Task I: Citation Prediction

  • Winner: J N Manjunatha, Raghavendra Pandey, Sivaramakrishnan R., and M Narasimha Murty (1329)
  • Second place: Claudia Perlich, Foster Provost, and Sofus Macskassy (1360)
  • Third place: David Vogel (1398)
The number in parentheses after each winner is the L_1 difference between the solution and the submission.

The solution for Task 1 is now available. The first column is the hep-th arxiv-id and the second column is (# of citations from May-July) - (# of citations from Feb-April) for all papers that received at least 6 citations between Feb and April.

In addition, the full list of new citations for all papers between May and July is also available.

Task II: Data Cleaning

  • Winner: David Vogel (421,582)
  • Second place: Sunita Sarawagi, Kapil M. Bhudhia, Sumana Srinivasan, and V.G.Vinod Vydiswaran (516,242)
  • Third place: Martine Cadot and Joseph di Martino (538,013)
The number in parentheses after each winner is the size of the symmetric difference between the submission and the solution.

The solution for Task 2 is a citation graph provided by SLAC/SPIRES for hep-ph papers available as a zip file. Papers in the left column cite papers in the right column.

Task III: Download Estimation

  • Winner: Janez Brank and Jure Leskovec (21,232)
  • Second place: Joseph Milana, Joseph Sirosh, Joel Carleton, Gabriela Surpi, Daragh Hartnett, and Michinari Momma (21,950.6)
  • Third place: Kohsuke Konishi (23,759)
The number in parentheses after each winner is the L_1 difference between the contestant's submission and the solution.
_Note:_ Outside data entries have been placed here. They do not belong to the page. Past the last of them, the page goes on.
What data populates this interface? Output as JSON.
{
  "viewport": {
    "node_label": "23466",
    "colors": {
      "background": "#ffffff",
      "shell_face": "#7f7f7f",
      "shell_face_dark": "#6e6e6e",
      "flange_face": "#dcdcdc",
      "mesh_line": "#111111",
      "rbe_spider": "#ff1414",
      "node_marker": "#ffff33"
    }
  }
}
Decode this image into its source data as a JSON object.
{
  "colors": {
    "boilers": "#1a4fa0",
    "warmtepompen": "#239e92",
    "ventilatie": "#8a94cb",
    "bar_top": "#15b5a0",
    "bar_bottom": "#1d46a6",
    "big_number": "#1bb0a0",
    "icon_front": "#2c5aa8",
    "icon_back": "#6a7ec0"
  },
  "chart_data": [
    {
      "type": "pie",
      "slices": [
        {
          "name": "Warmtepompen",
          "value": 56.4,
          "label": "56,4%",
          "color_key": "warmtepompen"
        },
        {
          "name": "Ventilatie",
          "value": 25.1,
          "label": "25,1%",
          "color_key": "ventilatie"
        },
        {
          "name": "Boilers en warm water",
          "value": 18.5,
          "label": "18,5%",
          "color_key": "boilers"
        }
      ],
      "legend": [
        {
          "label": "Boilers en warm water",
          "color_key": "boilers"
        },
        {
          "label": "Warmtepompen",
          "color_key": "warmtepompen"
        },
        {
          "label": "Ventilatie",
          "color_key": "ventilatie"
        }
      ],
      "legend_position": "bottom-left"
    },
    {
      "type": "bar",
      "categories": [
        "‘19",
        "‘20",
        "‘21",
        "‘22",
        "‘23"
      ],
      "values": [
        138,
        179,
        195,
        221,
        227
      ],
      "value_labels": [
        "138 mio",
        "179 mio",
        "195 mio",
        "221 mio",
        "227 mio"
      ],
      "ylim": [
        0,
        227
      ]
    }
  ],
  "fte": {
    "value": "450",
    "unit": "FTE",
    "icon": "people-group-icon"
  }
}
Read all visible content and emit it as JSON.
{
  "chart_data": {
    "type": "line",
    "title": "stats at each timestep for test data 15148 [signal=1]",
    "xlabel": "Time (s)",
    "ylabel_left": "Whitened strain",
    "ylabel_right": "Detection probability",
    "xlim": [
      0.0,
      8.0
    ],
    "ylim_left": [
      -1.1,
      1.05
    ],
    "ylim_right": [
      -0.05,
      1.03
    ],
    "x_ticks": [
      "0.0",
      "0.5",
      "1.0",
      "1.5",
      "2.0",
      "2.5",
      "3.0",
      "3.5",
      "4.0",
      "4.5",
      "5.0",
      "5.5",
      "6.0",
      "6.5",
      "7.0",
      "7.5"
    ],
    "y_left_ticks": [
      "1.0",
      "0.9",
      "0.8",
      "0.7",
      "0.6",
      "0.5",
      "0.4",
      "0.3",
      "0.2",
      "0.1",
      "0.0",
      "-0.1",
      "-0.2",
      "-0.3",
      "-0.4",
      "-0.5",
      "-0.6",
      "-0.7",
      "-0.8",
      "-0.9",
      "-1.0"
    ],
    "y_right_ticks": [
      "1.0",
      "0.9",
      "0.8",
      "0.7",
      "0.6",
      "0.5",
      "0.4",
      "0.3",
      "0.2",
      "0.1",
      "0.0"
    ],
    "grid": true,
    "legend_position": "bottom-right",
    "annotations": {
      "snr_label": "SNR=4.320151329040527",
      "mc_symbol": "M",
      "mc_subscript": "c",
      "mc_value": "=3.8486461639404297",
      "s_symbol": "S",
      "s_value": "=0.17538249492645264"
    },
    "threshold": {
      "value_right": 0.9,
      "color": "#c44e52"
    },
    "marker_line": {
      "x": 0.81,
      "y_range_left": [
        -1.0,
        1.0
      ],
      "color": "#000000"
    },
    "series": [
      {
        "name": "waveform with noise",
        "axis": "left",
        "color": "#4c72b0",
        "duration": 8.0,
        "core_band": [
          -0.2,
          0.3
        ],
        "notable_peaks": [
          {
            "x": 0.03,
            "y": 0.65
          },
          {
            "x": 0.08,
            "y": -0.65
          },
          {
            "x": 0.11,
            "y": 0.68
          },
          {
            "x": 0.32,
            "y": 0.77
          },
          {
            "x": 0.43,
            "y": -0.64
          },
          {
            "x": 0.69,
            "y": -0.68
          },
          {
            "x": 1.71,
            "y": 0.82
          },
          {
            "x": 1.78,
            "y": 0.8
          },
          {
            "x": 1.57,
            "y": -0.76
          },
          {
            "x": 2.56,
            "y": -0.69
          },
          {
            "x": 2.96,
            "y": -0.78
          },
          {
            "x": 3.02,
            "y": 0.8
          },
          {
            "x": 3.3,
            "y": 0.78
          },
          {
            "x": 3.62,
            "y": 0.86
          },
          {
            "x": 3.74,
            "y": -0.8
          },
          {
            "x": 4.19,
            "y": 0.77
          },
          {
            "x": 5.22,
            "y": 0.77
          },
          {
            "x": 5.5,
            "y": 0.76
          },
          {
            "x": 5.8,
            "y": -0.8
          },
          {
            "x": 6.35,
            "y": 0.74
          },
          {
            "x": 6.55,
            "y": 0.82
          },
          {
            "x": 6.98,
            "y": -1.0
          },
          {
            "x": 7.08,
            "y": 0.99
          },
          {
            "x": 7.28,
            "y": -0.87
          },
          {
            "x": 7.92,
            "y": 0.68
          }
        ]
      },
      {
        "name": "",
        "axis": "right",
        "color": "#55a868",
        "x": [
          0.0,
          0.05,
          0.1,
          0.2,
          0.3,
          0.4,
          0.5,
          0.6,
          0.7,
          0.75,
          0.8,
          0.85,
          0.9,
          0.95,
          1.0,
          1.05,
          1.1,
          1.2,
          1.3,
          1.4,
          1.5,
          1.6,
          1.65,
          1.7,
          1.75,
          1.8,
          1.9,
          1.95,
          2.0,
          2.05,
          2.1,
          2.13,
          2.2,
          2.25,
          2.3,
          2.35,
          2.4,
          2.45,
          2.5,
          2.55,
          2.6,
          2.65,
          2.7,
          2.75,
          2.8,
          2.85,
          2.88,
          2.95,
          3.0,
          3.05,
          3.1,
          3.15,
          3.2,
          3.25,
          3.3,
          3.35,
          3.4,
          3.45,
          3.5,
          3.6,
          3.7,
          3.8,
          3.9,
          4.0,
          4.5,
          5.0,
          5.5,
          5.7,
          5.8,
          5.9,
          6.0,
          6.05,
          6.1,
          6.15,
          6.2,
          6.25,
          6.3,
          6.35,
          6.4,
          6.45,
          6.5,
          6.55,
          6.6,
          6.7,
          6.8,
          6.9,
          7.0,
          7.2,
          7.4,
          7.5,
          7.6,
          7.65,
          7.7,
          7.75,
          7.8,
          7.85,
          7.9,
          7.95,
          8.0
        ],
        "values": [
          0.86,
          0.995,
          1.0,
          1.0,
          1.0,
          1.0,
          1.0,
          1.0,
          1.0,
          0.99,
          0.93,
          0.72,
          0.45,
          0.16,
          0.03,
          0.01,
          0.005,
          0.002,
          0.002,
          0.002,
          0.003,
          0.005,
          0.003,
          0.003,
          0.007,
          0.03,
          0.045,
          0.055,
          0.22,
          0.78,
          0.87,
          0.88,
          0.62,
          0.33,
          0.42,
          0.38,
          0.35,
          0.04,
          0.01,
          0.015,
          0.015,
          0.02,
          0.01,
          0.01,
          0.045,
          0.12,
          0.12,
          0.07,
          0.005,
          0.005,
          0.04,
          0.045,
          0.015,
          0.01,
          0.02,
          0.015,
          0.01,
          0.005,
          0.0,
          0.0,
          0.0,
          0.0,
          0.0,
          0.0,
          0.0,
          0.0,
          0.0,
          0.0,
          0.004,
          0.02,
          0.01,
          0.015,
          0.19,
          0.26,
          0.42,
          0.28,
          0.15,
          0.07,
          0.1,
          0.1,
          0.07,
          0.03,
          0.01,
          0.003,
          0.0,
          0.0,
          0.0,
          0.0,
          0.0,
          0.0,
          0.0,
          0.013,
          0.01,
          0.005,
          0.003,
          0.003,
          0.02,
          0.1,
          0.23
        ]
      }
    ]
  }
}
The actual download counts for the top 150 papers (50 from each of the three missing periods) are available here. The left column is the number of downloads the paper received in its first 60 days and the right column is the hep-th arxiv-id.

Task IV: Open Task

  • Winner: Amy McGovern, Lisa Friedland, Michael Hay, Brian Gallagher, Andrew Fast, Jennifer Neville, and David Jensen. "Exploiting Relational Structure to Understand Publication Patterns in High-Energy Physics"
  • Second place: Shou-de Lin and Hans Chalupsky. "Using Unsupervised Link Discovery Methods to Find Interesting Facts and Connections in a Bibliography Dataset"
  • Third place: Shawndra Hill and Foster Provost "The Myth of the Double-Blind Review"

The submissions for Task 4 were evaluated by a small program committee consisting of the three KDD Cup 2003 co-chairs, Mark Craven (University of Wisconsin-Madison), David Page (University of Wisconsin-Madison), and Soumen Chakrabarti (Indian Institute of Technology Bombay).